Alliance comments on reports that Labour is considering a mean-tested early years offer

Please find below a comment from the Early Years Alliance on  that the Labour Party is considering putting forward a mean-tested early years offer in place of the current so-called 'free entitlement' offer, with greater support given to families on lower-incomes.

Commenting, Neil Leitch, chief executive of the Early Years Alliance, said: 

"It’s clear that the current approach of making grand promises of more and more free childcare without fully considering the funding needed to make them viable – something that parties from across the political spectrum have been guilty of – simply isn’t working.

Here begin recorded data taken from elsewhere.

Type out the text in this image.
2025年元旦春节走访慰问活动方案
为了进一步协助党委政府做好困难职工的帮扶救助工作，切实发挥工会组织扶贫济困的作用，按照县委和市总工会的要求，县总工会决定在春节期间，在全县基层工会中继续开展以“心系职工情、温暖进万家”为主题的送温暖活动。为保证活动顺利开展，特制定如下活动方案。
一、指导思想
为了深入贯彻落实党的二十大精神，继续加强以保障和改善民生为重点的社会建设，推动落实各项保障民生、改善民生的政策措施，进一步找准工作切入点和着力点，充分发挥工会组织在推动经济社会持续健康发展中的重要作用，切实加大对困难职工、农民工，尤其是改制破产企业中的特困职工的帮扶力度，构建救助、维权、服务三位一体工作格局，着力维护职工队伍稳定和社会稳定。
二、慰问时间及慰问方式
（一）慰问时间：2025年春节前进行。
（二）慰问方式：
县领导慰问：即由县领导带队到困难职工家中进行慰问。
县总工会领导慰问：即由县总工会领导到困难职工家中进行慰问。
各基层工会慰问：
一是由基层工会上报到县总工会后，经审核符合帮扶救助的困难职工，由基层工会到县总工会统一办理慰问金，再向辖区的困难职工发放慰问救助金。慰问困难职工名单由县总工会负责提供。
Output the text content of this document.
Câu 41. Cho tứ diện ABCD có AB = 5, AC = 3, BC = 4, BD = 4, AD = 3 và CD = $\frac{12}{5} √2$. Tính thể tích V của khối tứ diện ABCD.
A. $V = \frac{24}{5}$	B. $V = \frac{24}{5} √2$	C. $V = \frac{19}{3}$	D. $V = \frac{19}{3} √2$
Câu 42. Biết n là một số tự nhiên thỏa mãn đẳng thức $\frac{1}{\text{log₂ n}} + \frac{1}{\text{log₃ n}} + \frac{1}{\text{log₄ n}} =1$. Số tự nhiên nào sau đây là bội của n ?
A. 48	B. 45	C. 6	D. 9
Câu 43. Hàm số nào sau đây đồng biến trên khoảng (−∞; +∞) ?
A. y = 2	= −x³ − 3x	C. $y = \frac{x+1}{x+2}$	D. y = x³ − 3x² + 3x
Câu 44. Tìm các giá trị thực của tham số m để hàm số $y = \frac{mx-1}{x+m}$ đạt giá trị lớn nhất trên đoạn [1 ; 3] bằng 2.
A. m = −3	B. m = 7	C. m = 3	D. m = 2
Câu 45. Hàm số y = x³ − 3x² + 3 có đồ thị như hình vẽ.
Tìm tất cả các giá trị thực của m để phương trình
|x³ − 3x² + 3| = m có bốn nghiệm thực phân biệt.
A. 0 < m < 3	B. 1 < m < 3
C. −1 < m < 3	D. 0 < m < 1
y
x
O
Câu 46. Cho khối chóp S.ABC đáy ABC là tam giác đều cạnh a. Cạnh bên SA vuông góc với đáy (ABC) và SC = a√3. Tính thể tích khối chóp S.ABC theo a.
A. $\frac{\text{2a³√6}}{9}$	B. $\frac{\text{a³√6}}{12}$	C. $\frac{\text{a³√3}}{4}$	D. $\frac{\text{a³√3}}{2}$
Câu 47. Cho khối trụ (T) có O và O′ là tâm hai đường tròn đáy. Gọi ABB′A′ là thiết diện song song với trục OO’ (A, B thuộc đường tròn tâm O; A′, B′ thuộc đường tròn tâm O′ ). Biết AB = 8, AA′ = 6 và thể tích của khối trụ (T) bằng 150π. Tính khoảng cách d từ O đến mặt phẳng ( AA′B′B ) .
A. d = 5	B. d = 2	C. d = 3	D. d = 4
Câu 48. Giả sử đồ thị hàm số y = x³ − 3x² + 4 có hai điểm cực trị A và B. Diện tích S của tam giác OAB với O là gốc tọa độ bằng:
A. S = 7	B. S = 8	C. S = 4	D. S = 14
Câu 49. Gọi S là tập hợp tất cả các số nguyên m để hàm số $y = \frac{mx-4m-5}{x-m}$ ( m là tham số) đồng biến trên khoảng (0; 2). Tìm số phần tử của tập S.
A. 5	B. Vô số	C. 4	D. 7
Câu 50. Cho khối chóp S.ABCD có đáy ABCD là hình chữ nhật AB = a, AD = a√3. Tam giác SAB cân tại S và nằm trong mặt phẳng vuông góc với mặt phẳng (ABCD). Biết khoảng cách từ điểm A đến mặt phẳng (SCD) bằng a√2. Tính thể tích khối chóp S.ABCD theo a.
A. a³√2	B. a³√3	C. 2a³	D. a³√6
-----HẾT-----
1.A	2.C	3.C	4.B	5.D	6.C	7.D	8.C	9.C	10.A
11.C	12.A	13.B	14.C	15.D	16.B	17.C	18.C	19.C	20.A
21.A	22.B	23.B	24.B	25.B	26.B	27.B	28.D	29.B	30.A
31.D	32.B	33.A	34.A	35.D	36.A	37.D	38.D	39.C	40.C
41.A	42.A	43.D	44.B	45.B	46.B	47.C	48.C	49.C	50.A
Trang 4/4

"Instead, we’ve been left with a broken system where parents are faced with soaring prices, settings are struggling to keep their doors open and early years professionals are leaving in their droves.

"We fully support the principal of universal early years provision but have also always argued that if this is not possible, investment should be targeted at the families most in need of support, whose children research has shown will benefit the most from access to a high-quality early education.

"Of course, the devil is, as always, in the detail. How exactly would means-testing work in practice? What steps would be taken to prevent this creating an additional workload burden on providers? And at what level would any subsidised hours be funded?

"Ultimately, whoever is in government after the next election, what the early years needs is a clear and comprehensive strategy, underpinned by adequate investment and with the needs of the child at its centre. The sector is unlikely to survive anything less."